Nous avançons également la revendication de l’augmentation des salaires. Dire qu’il faut 1500€ par mois, ça peut paraître une revendication très molle voire réformiste. Sauf qu’en avançant cette revendication, on peut développer notre propagande sur le fait que le capital a repris 10 point au travail en 30 ans, et qu’il faut les récupérer. On peut également parler du contrôle de l’outil de production, etc. L’autre revendication classique du mouvement ouvrier que nous avançons est la diminution et le partage du temps de travail. Il y a des millions de chômeurs, il parait donc logique de diminuer le temps de travail de chacun pour le partager, sans baisse de salaire. Ainsi, on peut à nouveau développer notre propagande sur le partage des richesses, mais aussi sur l’arrêt des activités inutiles ou nuisible comme je le disais tout à l’heure.

Une question importante en ce moment en Europe, est celle du salaire socialisé, et surtout des retraites. Avancer des revendications offensives en plus de la défense des retraites nous permet de convaincre des gens au delà de la simple défense de la retraite à 60 ans (en France). Mais sur la question du salaire socialisé, on peut aussi avancée la revendication du salaire jeunes pour tous de 16 à 25 ans, équivalent au SMIC. On peut ainsi discuter avec des jeunes sur le rôle de la famille dans le capitalisme, sur le besoin et la nécessité d’autonomie pour s’émanciper, sur le fait que les jeunes scolarisés sont des jeunes travailleurs en formation, et qu’ils doivent donc être payé sur le même fonctionnement que la retraite par répartition.
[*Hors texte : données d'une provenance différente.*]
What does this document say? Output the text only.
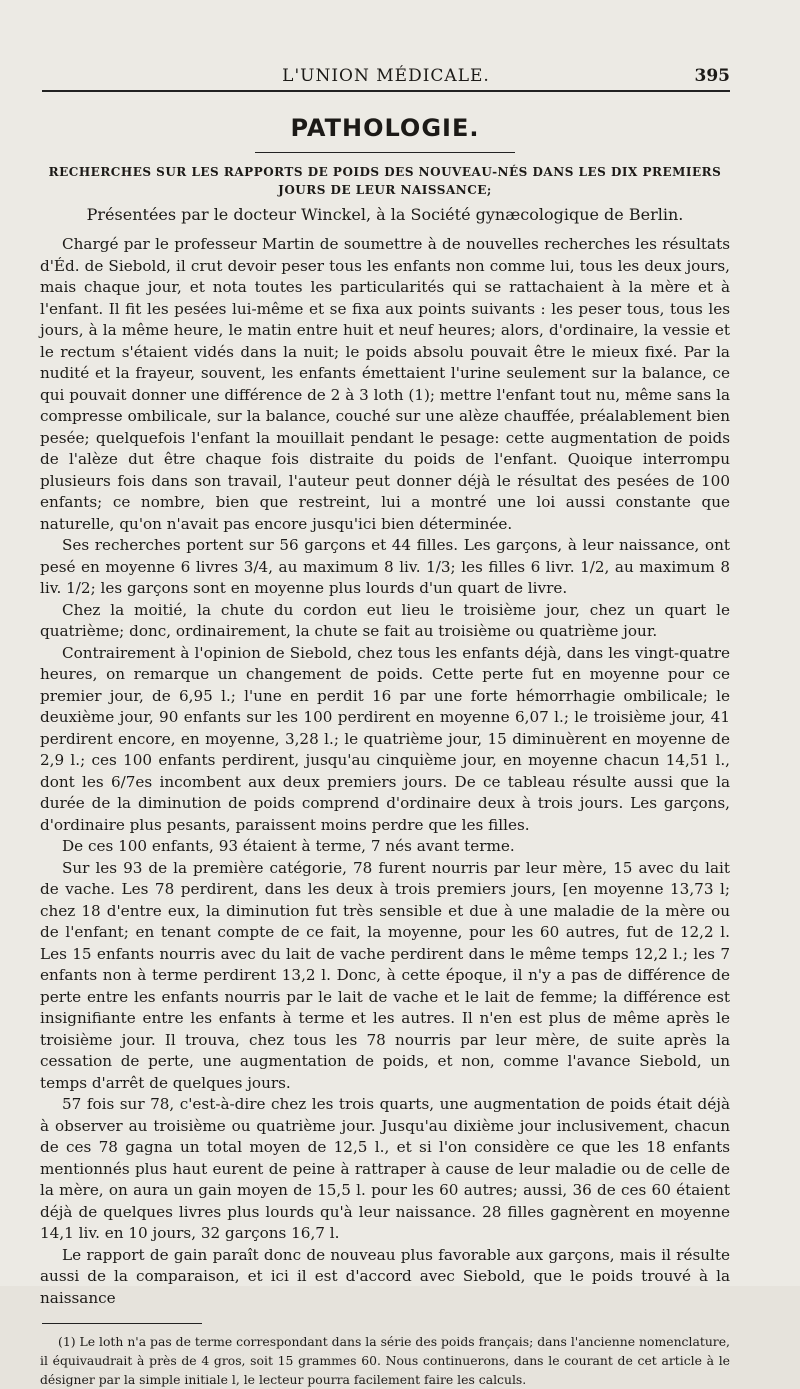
L'UNION MÉDICALE.	395
PATHOLOGIE.
RECHERCHES SUR LES RAPPORTS DE POIDS DES NOUVEAU-NÉS DANS LES DIX PREMIERS JOURS DE LEUR NAISSANCE;
Présentées par le docteur Winckel, à la Société gynæcologique de Berlin.

Chargé par le professeur Martin de soumettre à de nouvelles recherches les résultats d'Éd. de Siebold, il crut devoir peser tous les enfants non comme lui, tous les deux jours, mais chaque jour, et nota toutes les particularités qui se rattachaient à la mère et à l'enfant. Il fit les pesées lui-même et se fixa aux points suivants : les peser tous, tous les jours, à la même heure, le matin entre huit et neuf heures; alors, d'ordinaire, la vessie et le rectum s'étaient vidés dans la nuit; le poids absolu pouvait être le mieux fixé. Par la nudité et la frayeur, souvent, les enfants émettaient l'urine seulement sur la balance, ce qui pouvait donner une différence de 2 à 3 loth (1); mettre l'enfant tout nu, même sans la compresse ombilicale, sur la balance, couché sur une alèze chauffée, préalablement bien pesée; quelquefois l'enfant la mouillait pendant le pesage: cette augmentation de poids de l'alèze dut être chaque fois distraite du poids de l'enfant. Quoique interrompu plusieurs fois dans son travail, l'auteur peut donner déjà le résultat des pesées de 100 enfants; ce nombre, bien que restreint, lui a montré une loi aussi constante que naturelle, qu'on n'avait pas encore jusqu'ici bien déterminée.

Ses recherches portent sur 56 garçons et 44 filles. Les garçons, à leur naissance, ont pesé en moyenne 6 livres 3/4, au maximum 8 liv. 1/3; les filles 6 livr. 1/2, au maximum 8 liv. 1/2; les garçons sont en moyenne plus lourds d'un quart de livre.

Chez la moitié, la chute du cordon eut lieu le troisième jour, chez un quart le quatrième; donc, ordinairement, la chute se fait au troisième ou quatrième jour.

Contrairement à l'opinion de Siebold, chez tous les enfants déjà, dans les vingt-quatre heures, on remarque un changement de poids. Cette perte fut en moyenne pour ce premier jour, de 6,95 l.; l'une en perdit 16 par une forte hémorrhagie ombilicale; le deuxième jour, 90 enfants sur les 100 perdirent en moyenne 6,07 l.; le troisième jour, 41 perdirent encore, en moyenne, 3,28 l.; le quatrième jour, 15 diminuèrent en moyenne de 2,9 l.; ces 100 enfants perdirent, jusqu'au cinquième jour, en moyenne chacun 14,51 l., dont les 6/7es incombent aux deux premiers jours. De ce tableau résulte aussi que la durée de la diminution de poids comprend d'ordinaire deux à trois jours. Les garçons, d'ordinaire plus pesants, paraissent moins perdre que les filles.

De ces 100 enfants, 93 étaient à terme, 7 nés avant terme.

Sur les 93 de la première catégorie, 78 furent nourris par leur mère, 15 avec du lait de vache. Les 78 perdirent, dans les deux à trois premiers jours, [en moyenne 13,73 l; chez 18 d'entre eux, la diminution fut très sensible et due à une maladie de la mère ou de l'enfant; en tenant compte de ce fait, la moyenne, pour les 60 autres, fut de 12,2 l. Les 15 enfants nourris avec du lait de vache perdirent dans le même temps 12,2 l.; les 7 enfants non à terme perdirent 13,2 l. Donc, à cette époque, il n'y a pas de différence de perte entre les enfants nourris par le lait de vache et le lait de femme; la différence est insignifiante entre les enfants à terme et les autres. Il n'en est plus de même après le troisième jour. Il trouva, chez tous les 78 nourris par leur mère, de suite après la cessation de perte, une augmentation de poids, et non, comme l'avance Siebold, un temps d'arrêt de quelques jours.

57 fois sur 78, c'est-à-dire chez les trois quarts, une augmentation de poids était déjà à observer au troisième ou quatrième jour. Jusqu'au dixième jour inclusivement, chacun de ces 78 gagna un total moyen de 12,5 l., et si l'on considère ce que les 18 enfants mentionnés plus haut eurent de peine à rattraper à cause de leur maladie ou de celle de la mère, on aura un gain moyen de 15,5 l. pour les 60 autres; aussi, 36 de ces 60 étaient déjà de quelques livres plus lourds qu'à leur naissance. 28 filles gagnèrent en moyenne 14,1 liv. en 10 jours, 32 garçons 16,7 l.

Le rapport de gain paraît donc de nouveau plus favorable aux garçons, mais il résulte aussi de la comparaison, et ici il est d'accord avec Siebold, que le poids trouvé à la naissance

(1) Le loth n'a pas de terme correspondant dans la série des poids français; dans l'ancienne nomenclature, il équivaudrait à près de 4 gros, soit 15 grammes 60. Nous continuerons, dans le courant de cet article à le désigner par la simple initiale l, le lecteur pourra facilement faire les calculs.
Ainsi, sur la question du salaire socialisé, on peut dire que plus on augmente les salaires et plus il y a de travailleurs, plus on a d’argent pour les caisses sociales, et donc on peut avancer nos revendications par un autre biais.

Un dernier axe revendicatif, moins évident pour notre courant politique, mais tout aussi essentiel, est autour des questions d’écologie. Une revendication transitoire aujourd’hui peut être la nationalisation sous contrôle ouvrier du secteur énergétique. Ce serait le seul moyen pour avoir une politique écologique conséquente, et pour accomplir les changements majeurs nécessaires. Mais ça va à l’encontre de toutes les politiques du FMI, de l’OMC, de l’UE, etc. qui vise à privatiser et atomiser l’énergie en l’ouvrant à la concurrence. Cela impliquerait une politique de relance de l’Etat, des grands investissements et des fermetures de marché au privé. Donc, d’une part un effort financier dont les Etats ne sont pas capables, et d’autre part, une perte de productivité » passagère qui serait inassumable pour les capitalistes dans le cadre de la concurrence mondiale. En partant de cette nécessité de base cela implique des luttes énormes contre le capitalisme.

Sur cette question, notre propagande peut assez vite fusionner avec notre agitation. Loin de sous estimer cette question, il faut en faire un axe central de notre programme, car le dérèglement climatique est une des preuves les plus visibles de la barbarie capitaliste, une preuve que la classe dominante a du mal à masquer avec sa propagande. Aujourd’hui une petite revendication peut entrer en contradiction avec le capitalisme.

A la fois, c’est plus dure de retrouver la confiance dans les luttes et la conscience de classe, et en même temps, les confrontations s’accélèrent et se radicalisent réellement.

Maintenir la retraite à 60 ans alors qu’elle a été mise en place par un gouvernement de gauche sans lutte énorme dans les années 80, nécessite aujourd’hui une grève générale.

La tache des révolutionnaires aujourd’hui est de trouver des leviers pour remettre en cause le capitalisme et pour construire la grève générale et la transformation révolutionnaire de la société.